Brewing Stronger Features: Dual-Teacher Distillation for Multispectral Earth Observation¶
Conference: CVPR 2026 arXiv: 2602.19863 Code: Project Page Area: Image Segmentation Keywords: Remote Sensing Foundation Model, Multispectral, Knowledge Distillation, Contrastive Learning, Dual-Teacher Training
TL;DR¶
This paper proposes DEO (Distillation for Earth Observation), a dual-teacher contrastive distillation framework that employs a multispectral self-distillation teacher to learn spectral representations and a frozen optical VFM teacher (DINOv3) to inject high-level semantic priors. The resulting single student network excels at both optical and multispectral remote sensing tasks, achieving state-of-the-art performance across semantic segmentation, change detection, and classification.
Background & Motivation¶
Background: Foundation models are transforming Earth Observation (EO). Large amounts of unlabeled data combined with flexible task adaptation make them especially valuable in annotation-scarce EO settings. However, given the diversity of EO sensors and modalities, training a single universal model is impractical; multiple specialized foundation models will coexist.

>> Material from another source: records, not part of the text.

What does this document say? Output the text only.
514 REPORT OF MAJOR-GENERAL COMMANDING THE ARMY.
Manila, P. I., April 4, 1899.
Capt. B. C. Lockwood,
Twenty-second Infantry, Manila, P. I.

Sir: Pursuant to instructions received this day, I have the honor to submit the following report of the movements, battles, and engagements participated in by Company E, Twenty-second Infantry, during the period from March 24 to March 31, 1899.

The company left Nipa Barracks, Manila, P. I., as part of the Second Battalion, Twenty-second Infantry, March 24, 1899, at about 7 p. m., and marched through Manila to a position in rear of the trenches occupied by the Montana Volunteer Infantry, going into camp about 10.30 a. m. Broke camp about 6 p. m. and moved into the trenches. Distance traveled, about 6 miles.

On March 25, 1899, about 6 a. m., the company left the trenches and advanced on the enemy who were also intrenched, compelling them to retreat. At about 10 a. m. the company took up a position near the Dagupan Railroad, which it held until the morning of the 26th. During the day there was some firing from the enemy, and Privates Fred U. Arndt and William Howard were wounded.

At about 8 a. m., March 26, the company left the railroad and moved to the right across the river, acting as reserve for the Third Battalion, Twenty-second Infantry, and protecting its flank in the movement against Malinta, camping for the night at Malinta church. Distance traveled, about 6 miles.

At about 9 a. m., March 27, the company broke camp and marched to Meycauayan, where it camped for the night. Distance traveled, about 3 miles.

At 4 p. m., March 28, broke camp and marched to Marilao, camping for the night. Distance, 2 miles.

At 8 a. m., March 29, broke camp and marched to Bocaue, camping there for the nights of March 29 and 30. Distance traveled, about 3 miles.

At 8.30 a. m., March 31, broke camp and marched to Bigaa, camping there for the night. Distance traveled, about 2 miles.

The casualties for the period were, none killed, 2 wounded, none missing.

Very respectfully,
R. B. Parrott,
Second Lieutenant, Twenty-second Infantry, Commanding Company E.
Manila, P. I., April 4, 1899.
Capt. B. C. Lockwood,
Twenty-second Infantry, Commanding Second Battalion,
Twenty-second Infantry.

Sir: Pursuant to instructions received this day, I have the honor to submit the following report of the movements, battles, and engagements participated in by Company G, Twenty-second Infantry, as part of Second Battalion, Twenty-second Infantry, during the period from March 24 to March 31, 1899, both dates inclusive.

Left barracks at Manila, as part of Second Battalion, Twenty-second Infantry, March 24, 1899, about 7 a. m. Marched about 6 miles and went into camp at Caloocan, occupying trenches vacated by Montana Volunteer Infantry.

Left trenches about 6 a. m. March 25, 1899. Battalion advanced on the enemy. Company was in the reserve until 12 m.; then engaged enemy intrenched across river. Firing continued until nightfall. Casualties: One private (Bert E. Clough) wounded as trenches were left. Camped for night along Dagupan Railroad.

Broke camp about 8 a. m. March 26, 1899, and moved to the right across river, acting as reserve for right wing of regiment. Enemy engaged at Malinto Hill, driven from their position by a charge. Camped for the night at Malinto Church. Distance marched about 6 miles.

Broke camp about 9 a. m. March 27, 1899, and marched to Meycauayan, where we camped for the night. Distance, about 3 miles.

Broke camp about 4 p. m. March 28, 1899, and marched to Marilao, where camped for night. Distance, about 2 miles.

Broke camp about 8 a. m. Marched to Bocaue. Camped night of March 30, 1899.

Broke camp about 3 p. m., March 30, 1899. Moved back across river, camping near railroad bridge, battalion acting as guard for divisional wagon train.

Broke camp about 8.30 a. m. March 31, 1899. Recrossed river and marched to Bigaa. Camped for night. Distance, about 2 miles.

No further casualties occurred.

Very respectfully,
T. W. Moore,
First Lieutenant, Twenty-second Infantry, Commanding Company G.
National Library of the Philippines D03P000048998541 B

Limitations of Prior Work: - Most EO pre-training relies on Masked Image Modeling (MIM), which emphasizes local reconstruction but offers limited control over global semantic structure - General-purpose VFMs (e.g., DINOv2/DINOv3) possess strong optical semantic priors but lack multispectral (MS) capability - Training MS foundation models from scratch is computationally expensive
Key Challenge: How can the strong optical semantic priors of VFMs be efficiently transferred to a multispectral student without compromising the learning of MS-specific information? Existing approaches (e.g., Copernicus-FM) combine MIM with VFM distillation, but the MIM objective is incompatible with the contrastive self-distillation objective of VFMs, resulting in weaker global semantic structure.
Goal: Propose a pre-training strategy that enables strong performance when multispectral data is available, without sacrificing performance on optical-only tasks.
Key Insight: Align the pre-training objective of the student with that of the VFM teacher — if the VFM was trained with contrastive self-distillation, the student should be trained the same way, making latent feature space alignment more tractable.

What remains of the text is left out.